As with many works of fiction one must simply accept the premise and go with it — or not.
Either way, MVT’s Hawaii premiere production is an impressive vehicle for Roberts. The role is a character type that might been played on the local stage in previous years by Daniel James Kunkel, Matthew Pennaz or Lance Rae — or by director Tatafu himself. Roberts makes it his own. Roberts’ facial expressions in the scenes where Robert (the character) begins to outgrow his shyness and assess his opportunities tell the story without a word said. His reactions to the women at key moments are also well-played.
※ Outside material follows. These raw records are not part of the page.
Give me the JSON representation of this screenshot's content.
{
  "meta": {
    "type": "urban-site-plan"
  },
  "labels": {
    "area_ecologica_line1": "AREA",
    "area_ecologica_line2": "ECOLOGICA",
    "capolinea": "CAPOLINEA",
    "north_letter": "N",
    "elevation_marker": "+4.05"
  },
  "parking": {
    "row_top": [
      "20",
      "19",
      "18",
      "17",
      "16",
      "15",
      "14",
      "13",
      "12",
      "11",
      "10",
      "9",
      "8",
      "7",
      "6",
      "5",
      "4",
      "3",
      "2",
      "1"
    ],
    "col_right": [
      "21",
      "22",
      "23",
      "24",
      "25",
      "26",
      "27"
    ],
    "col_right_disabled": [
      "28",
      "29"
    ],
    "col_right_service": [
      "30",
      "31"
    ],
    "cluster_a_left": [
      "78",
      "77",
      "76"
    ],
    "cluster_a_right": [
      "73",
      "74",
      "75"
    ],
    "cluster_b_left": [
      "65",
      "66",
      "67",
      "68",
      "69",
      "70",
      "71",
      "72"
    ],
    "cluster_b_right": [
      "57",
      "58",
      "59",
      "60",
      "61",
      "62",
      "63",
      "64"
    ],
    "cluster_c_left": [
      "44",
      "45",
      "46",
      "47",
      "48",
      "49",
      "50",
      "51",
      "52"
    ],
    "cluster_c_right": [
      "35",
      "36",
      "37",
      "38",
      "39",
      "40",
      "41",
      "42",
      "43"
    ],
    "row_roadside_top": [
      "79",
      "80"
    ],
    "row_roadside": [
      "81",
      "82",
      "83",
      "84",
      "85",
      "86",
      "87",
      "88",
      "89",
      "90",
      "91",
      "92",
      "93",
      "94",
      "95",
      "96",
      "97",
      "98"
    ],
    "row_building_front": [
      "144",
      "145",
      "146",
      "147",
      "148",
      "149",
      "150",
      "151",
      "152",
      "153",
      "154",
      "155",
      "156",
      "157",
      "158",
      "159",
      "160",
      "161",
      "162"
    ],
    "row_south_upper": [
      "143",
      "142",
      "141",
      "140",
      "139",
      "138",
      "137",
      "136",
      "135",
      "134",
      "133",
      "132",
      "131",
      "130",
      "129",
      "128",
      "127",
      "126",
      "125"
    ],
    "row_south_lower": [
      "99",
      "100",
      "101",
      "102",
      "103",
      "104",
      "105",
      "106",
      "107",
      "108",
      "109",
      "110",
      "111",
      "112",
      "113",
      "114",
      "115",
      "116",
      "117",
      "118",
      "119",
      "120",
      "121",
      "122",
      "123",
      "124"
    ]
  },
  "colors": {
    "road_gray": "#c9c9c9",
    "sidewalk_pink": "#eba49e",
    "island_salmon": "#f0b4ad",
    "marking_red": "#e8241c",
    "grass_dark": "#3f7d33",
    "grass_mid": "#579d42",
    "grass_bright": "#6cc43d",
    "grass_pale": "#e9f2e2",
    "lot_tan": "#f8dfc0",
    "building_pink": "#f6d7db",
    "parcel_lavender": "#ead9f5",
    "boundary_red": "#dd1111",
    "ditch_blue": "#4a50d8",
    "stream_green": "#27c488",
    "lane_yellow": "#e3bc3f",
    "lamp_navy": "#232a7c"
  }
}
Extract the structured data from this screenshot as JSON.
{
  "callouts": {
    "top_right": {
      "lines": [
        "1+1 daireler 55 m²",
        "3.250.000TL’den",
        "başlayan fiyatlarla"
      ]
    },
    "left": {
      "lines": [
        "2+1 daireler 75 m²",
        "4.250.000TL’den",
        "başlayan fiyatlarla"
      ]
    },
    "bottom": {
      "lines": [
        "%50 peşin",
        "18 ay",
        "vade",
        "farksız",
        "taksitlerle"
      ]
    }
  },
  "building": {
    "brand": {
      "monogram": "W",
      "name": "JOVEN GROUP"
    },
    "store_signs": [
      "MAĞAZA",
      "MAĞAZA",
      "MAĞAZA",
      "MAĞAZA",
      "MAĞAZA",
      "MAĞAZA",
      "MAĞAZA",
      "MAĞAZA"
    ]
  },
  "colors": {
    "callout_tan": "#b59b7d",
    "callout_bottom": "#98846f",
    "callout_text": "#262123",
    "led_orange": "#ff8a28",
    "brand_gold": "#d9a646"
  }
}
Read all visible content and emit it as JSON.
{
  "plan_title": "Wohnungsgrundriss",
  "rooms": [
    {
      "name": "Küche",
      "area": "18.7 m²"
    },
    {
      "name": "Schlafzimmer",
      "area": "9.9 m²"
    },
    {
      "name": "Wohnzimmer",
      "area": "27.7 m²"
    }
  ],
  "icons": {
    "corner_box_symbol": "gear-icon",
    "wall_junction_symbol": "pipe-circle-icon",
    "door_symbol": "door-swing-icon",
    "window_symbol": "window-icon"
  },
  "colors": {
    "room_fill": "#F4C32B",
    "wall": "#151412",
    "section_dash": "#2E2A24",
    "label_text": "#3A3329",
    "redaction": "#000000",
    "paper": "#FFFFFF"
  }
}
The flight attendants are defined by their nationalities, the carriers they fly for and the color of their uniforms. Janet (Dusty Behner) is a stereotypical American with a vaguely southern accent; she flies for TWA and wears a red uniform. Jacqueline (Therese Olival) is French, flies for Air France, wears blue and has a surprising capability for violence. Judith (Mackenzie Jahnke) is a stereotypically bombastic German who flies for Lufthansa and wears yellow. Each woman has stereotypical food preferences that are accommodated by Bernard’s grumpy live-in maid, Bertha (Shannon Winpenny). The maid is also responsible for changing key elements of the decor as various women come and go.
Behner is adorable as the loud American who likes tomato sauce “on everything.” Jahnke makes her MVT debut memorable indeed with her performance as the broadest and most stereotypical comic character. Keep in mind that those two characters are Americans and Germans as seen through the eyes of a French writer in 1960 and the broad-brush treatments make sense.
Jahnke and Winpenny are the stars of a early comic scene where the German pours out her heart to the maid and ends up climbing all over her in a non-sexual way. Winpenny’s reactions to being manhandled — or, one might say, “woman-handled” — are a wonder to behold.
The energy level skyrockets after intermission. Roberts, Behner and Jahnke soar higher as physical comedians, and Bernard’s changing fortunes create situations that give Maas more material to work with.
James Davenport’s beautifully detailed set provides a beautiful platform for the actors. There are a lot of doors, and almost every door has a light above it that lights up when the room behind it is occupied. Those lights get a lot of use!
Camoletti’s script includes a good number of memorable one-liners — Janet’s comments about American men and women in particular. It was, however, a broadly pantomimed bit about the flatulence that supposedly results when a Frenchman eats sauerkraut that got the loudest and longest laughter from the audience on opening night.